The Cross Means What It Has Always Meant

By Reverend J. Edwin Bacon Jr.

For much of the past two years, the Los Angeles County Board of Supervisors has engaged in a prolonged and costly battle that purports to restore historical accuracy to the county’s seal by placing a cross atop a mission.

The county’s stance seems simple enough, until you consider what is really at stake: elevating one religion over all others in a county with a rich and diverse history.

Fortunately, U.S. District Judge Christina A. Snyder rejected the county’s argument in response to a lawsuit filed by the ACLU Foundation of Southern California and Caldwell Leslie & Proctor on behalf of seven religious leaders of diverse faiths.

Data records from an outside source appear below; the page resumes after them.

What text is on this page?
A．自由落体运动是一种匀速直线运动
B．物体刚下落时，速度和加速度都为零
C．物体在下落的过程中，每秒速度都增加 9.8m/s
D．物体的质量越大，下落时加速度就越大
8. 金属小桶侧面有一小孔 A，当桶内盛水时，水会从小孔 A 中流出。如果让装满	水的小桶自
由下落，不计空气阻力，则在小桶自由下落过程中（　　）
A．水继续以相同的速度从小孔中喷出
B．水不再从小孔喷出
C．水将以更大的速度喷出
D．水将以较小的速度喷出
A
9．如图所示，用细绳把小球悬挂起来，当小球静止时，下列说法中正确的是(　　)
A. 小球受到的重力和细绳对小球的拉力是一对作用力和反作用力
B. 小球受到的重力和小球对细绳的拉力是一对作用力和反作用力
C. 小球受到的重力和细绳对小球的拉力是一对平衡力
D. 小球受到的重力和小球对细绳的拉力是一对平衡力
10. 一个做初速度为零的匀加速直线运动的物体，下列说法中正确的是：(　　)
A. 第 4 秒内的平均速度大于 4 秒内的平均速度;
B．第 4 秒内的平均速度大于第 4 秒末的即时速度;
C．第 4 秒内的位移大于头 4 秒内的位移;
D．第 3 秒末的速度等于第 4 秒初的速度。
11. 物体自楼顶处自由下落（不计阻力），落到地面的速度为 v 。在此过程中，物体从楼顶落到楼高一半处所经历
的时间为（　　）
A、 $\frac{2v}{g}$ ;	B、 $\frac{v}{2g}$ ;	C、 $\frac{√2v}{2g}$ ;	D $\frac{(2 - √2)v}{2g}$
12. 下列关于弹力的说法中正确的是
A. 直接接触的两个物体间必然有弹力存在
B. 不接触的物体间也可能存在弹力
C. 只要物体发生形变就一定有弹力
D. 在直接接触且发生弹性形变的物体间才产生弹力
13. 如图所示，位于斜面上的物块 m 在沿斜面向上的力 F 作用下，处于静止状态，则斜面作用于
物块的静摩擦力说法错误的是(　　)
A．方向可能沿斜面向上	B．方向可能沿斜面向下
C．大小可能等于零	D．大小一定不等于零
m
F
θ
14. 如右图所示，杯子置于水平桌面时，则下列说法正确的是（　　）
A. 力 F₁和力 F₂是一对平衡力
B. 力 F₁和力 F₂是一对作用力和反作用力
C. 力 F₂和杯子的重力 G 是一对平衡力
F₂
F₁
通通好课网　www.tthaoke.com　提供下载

The court’s ruling is an important victory for all Angelenos because it upholds the U.S. and California constitutional provisions against establishing a state religion or showing preference for one faith over another.

In her decision Snyder agreed, writing:

Unlike textbooks or educational guidelines, the County’s seal is not an educational tool, but a symbolic and representative one, not unlike a flag or a badge. It carries with it an aura of prestige, authority, and approval. By singling out the cross for addition to the seal, the County necessarily lends its prestige and approval to the depiction of one faith’s sectarian imagery.

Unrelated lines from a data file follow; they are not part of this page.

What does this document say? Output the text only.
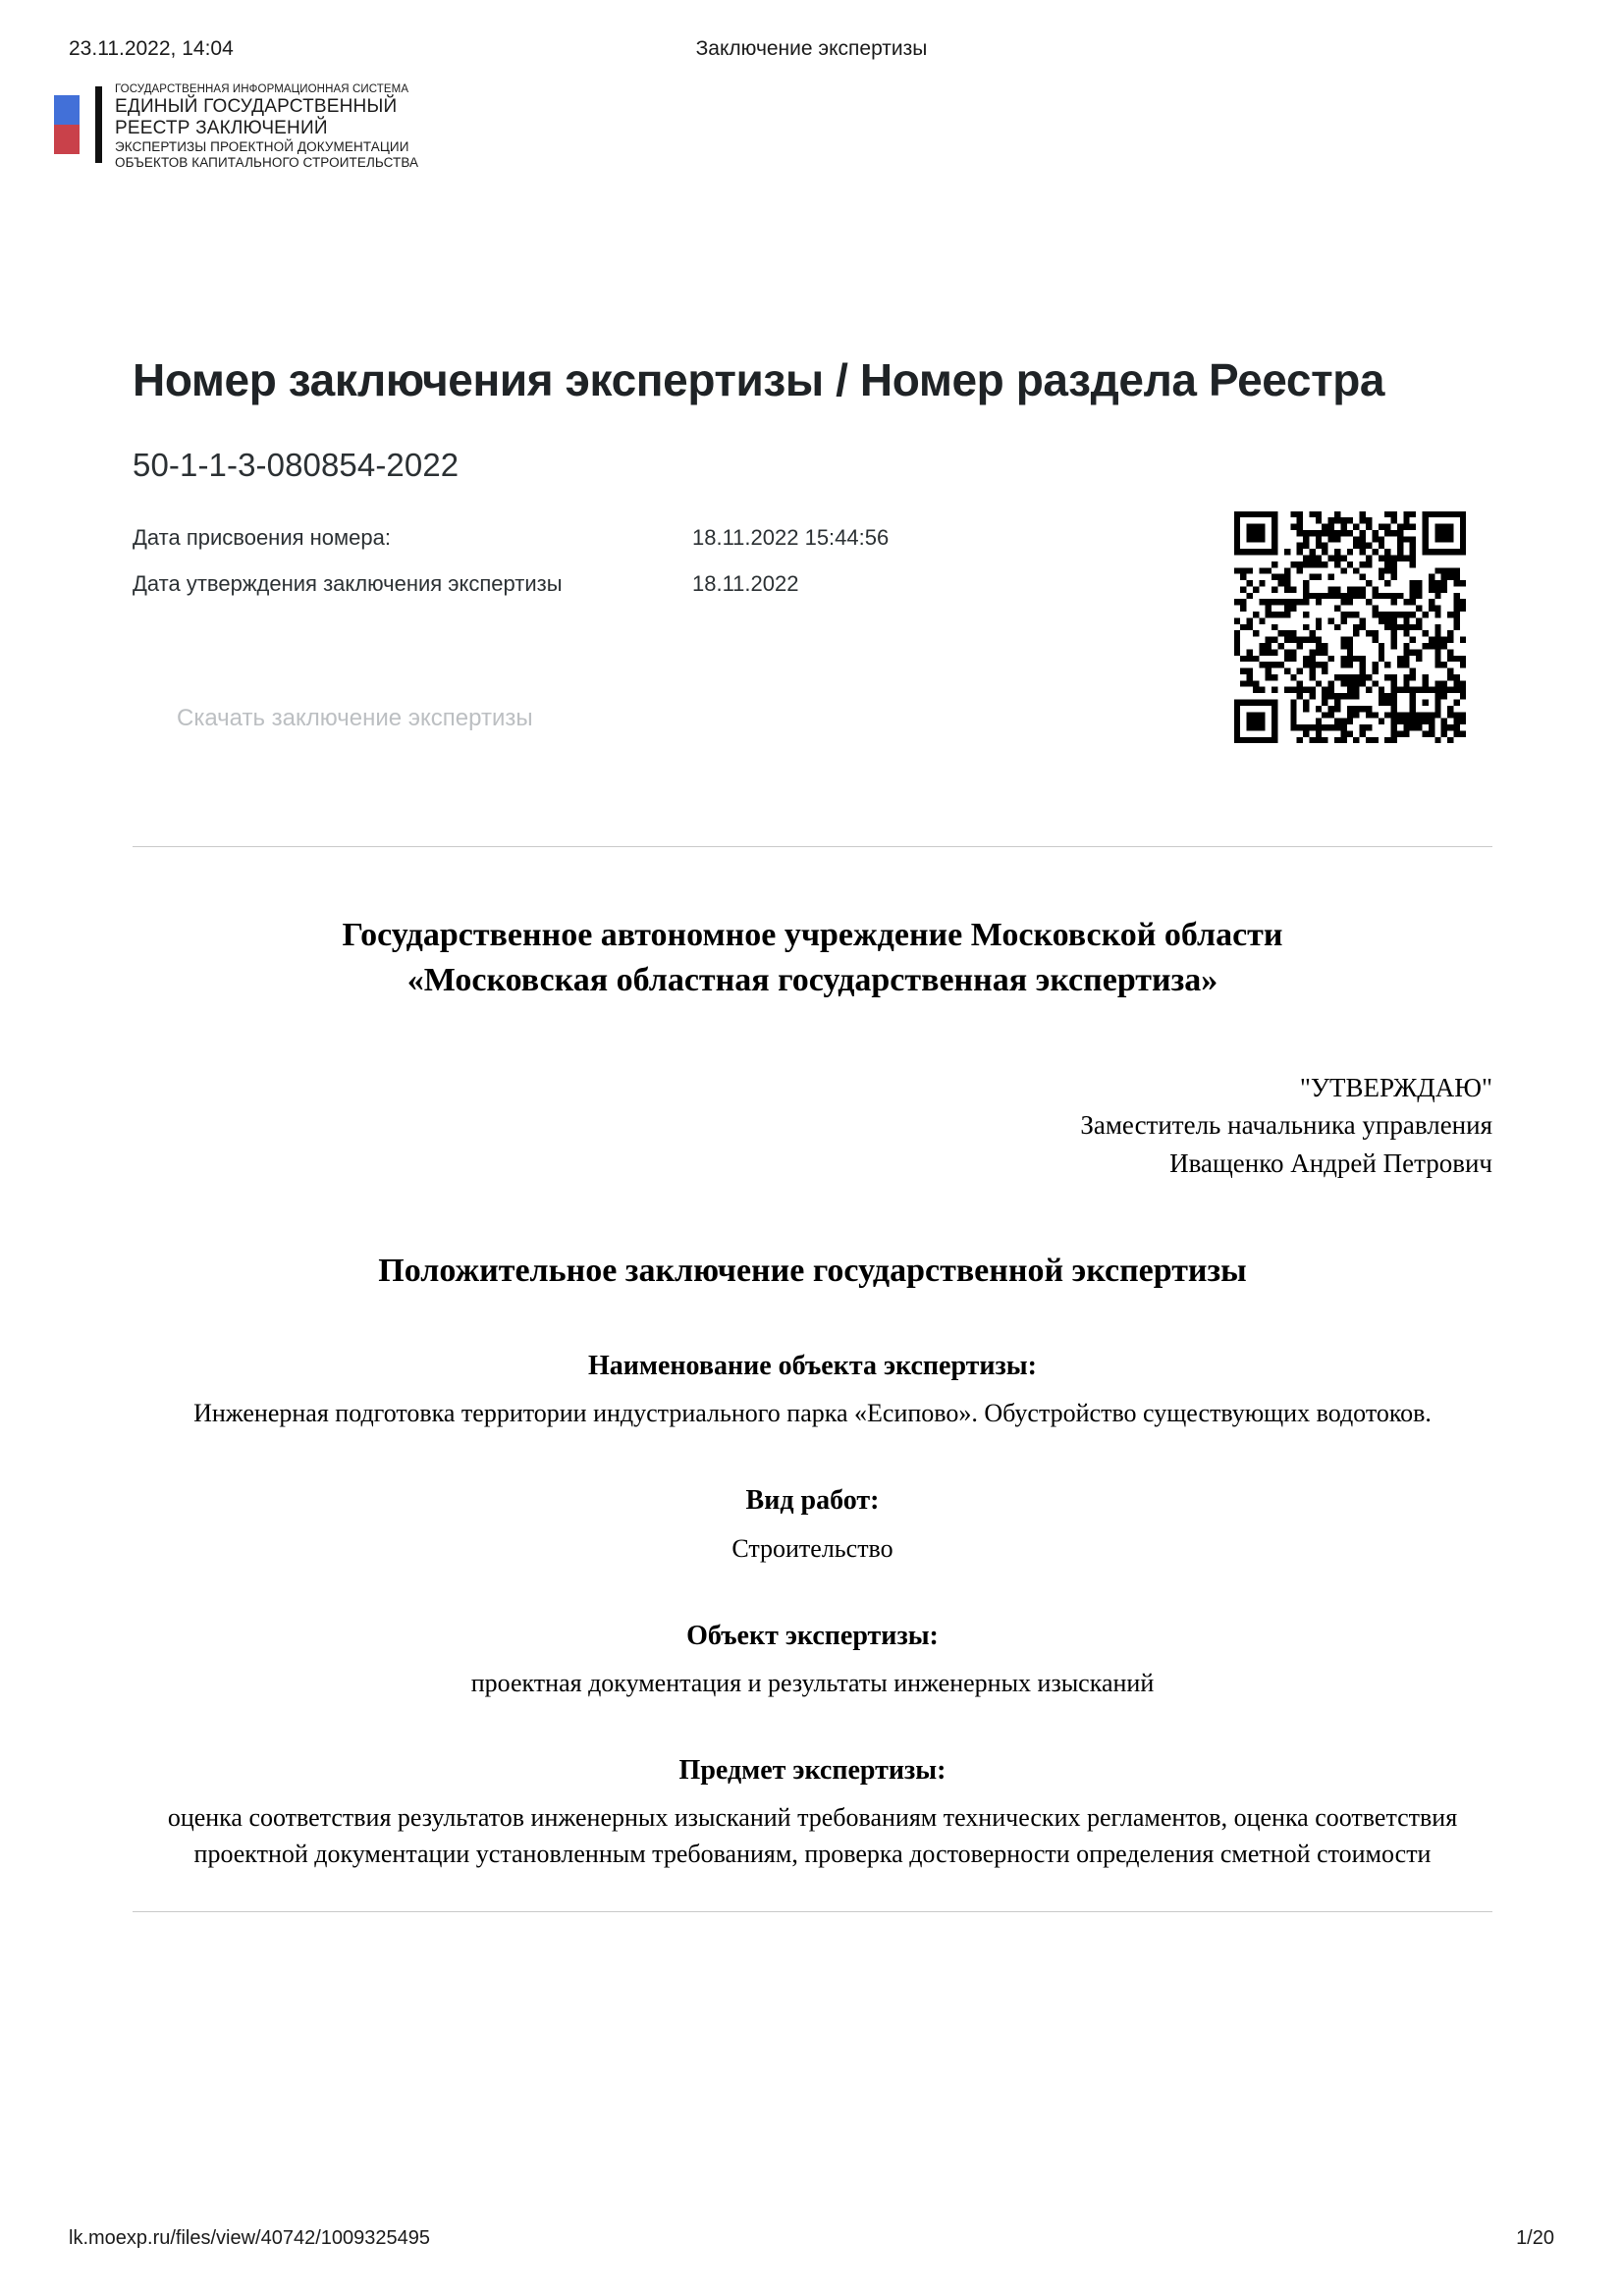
23.11.2022, 14:04	Заключение экспертизы
ГОСУДАРСТВЕННАЯ ИНФОРМАЦИОННАЯ СИСТЕМА
ЕДИНЫЙ ГОСУДАРСТВЕННЫЙ
РЕЕСТР ЗАКЛЮЧЕНИЙ
ЭКСПЕРТИЗЫ ПРОЕКТНОЙ ДОКУМЕНТАЦИИ
ОБЪЕКТОВ КАПИТАЛЬНОГО СТРОИТЕЛЬСТВА
Номер заключения экспертизы / Номер раздела Реестра
50-1-1-3-080854-2022
Дата присвоения номера:	18.11.2022 15:44:56
Дата утверждения заключения экспертизы	18.11.2022
Скачать заключение экспертизы
Государственное автономное учреждение Московской области
«Московская областная государственная экспертиза»
"УТВЕРЖДАЮ"
Заместитель начальника управления
Иващенко Андрей Петрович
Положительное заключение государственной экспертизы
Наименование объекта экспертизы:
Инженерная подготовка территории индустриального парка «Есипово». Обустройство существующих водотоков.
Вид работ:
Строительство
Объект экспертизы:
проектная документация и результаты инженерных изысканий
Предмет экспертизы:
оценка соответствия результатов инженерных изысканий требованиям технических регламентов, оценка соответствия
проектной документации установленным требованиям, проверка достоверности определения сметной стоимости
lk.moexp.ru/files/view/40742/1009325495	1/20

No doubt some will argue that today’s decision is a blow to the religious freedom of some, or nod to political correctness. Such specious arguments, however, ignore reality.

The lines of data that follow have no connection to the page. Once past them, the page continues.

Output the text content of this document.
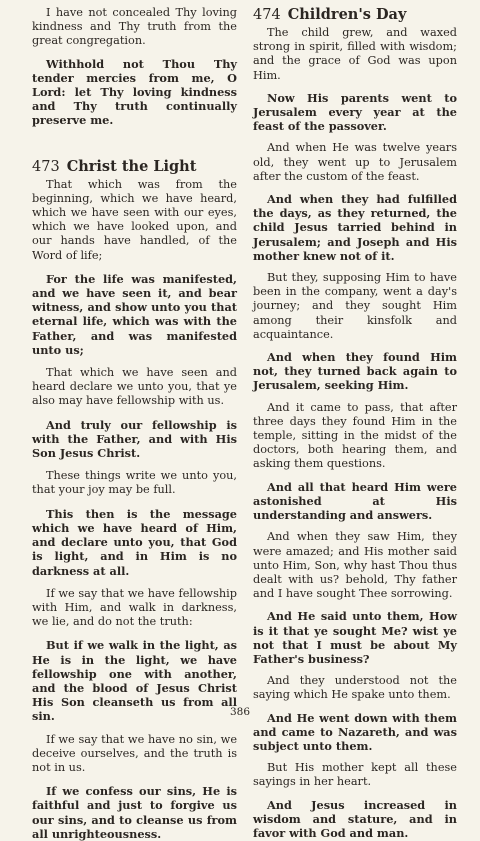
I have not concealed Thy loving kindness and Thy truth from the great congregation.

Withhold not Thou Thy tender mercies from me, O Lord: let Thy loving kindness and Thy truth continually preserve me.

473 Christ the Light

That which was from the beginning, which we have heard, which we have seen with our eyes, which we have looked upon, and our hands have handled, of the Word of life;

For the life was manifested, and we have seen it, and bear witness, and show unto you that eternal life, which was with the Father, and was manifested unto us;

That which we have seen and heard declare we unto you, that ye also may have fellowship with us.

And truly our fellowship is with the Father, and with His Son Jesus Christ.

These things write we unto you, that your joy may be full.

This then is the message which we have heard of Him, and declare unto you, that God is light, and in Him is no darkness at all.

If we say that we have fellowship with Him, and walk in darkness, we lie, and do not the truth:

But if we walk in the light, as He is in the light, we have fellowship one with another, and the blood of Jesus Christ His Son cleanseth us from all sin.

If we say that we have no sin, we deceive ourselves, and the truth is not in us.

If we confess our sins, He is faithful and just to forgive us our sins, and to cleanse us from all unrighteousness.

474 Children's Day

The child grew, and waxed strong in spirit, filled with wisdom; and the grace of God was upon Him.

Now His parents went to Jerusalem every year at the feast of the passover.

And when He was twelve years old, they went up to Jerusalem after the custom of the feast.

And when they had fulfilled the days, as they returned, the child Jesus tarried behind in Jerusalem; and Joseph and His mother knew not of it.

But they, supposing Him to have been in the company, went a day's journey; and they sought Him among their kinsfolk and acquaintance.

And when they found Him not, they turned back again to Jerusalem, seeking Him.

And it came to pass, that after three days they found Him in the temple, sitting in the midst of the doctors, both hearing them, and asking them questions.

And all that heard Him were astonished at His understanding and answers.

And when they saw Him, they were amazed; and His mother said unto Him, Son, why hast Thou thus dealt with us? behold, Thy father and I have sought Thee sorrowing.

And He said unto them, How is it that ye sought Me? wist ye not that I must be about My Father's business?

And they understood not the saying which He spake unto them.

And He went down with them and came to Nazareth, and was subject unto them.

But His mother kept all these sayings in her heart.

And Jesus increased in wisdom and stature, and in favor with God and man.

386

First, let’s be clear. The real San Gabriel Mission that is depicted in the seal didn’t have a cross on it until recently, and there were other long periods in the past where there was no cross. So much for historical accuracy.

Second, in 2004, when faced with a lawsuit, the board opted to eliminate the cross from the seal precisely because of its religious significance. The board’s decision then was an unambiguous admission that the cross represented one thing and one thing only: Christianity. To say otherwise is to deny the truth of Christianity’s principal symbol, which signifies that Jesus Christ is the son of God who died to save the world from its sins.

Third, religious freedom does not give people the right to demand that the government adopt or express favoritism towards their preferred religion. The ruling preserves true religious freedom – the ability of individuals to go to the church, mosque, synagogue or other religious house of worship, or none, without any interference from the government.

Today’s ruling is actually a victory for people of all faiths who were once again reassured that the government doesn’t get to play favorites when it comes to religious matters.

As the Los Angeles Daily News’ Kevin Modesti rightly noted in 2015:  “People of all faiths — or no faith — have a right to expect to have equal standing before the government. Official government displays shouldn’t contain the symbol of one religion any more than it should have a Democratic donkey or Republican elephant.”

That’s important in a county as diverse as Los Angeles, where little more than half the residents identify as having a religion – more than 4 million do not identify as affiliating with any religious congregation according to a 2000 report by the Los Angeles Almanac.

Our ability to practice our faith without fear of government interference is rooted in our nation’s history. The county’s attempt to impose one symbol on a seal that is prominently displayed on buildings, vehicles, letter head and numerous other places undermines that very principle by holding one image above all others.

As ACLU SoCal noted in its lawsuit: “Symbols of religious faith are the principal means by which organized religion communicates the common belief systems and bond among adherents. Such symbols are instantly and universally recognizable for the religion each exclusively represents.”

By ordering the county to remove the cross, the court made it plain that, at least in Los Angeles County, the government has no business playing favorites with faith.

Reverend J. Edwin Bacon Jr. is rector of All Saints Church in Pasadena.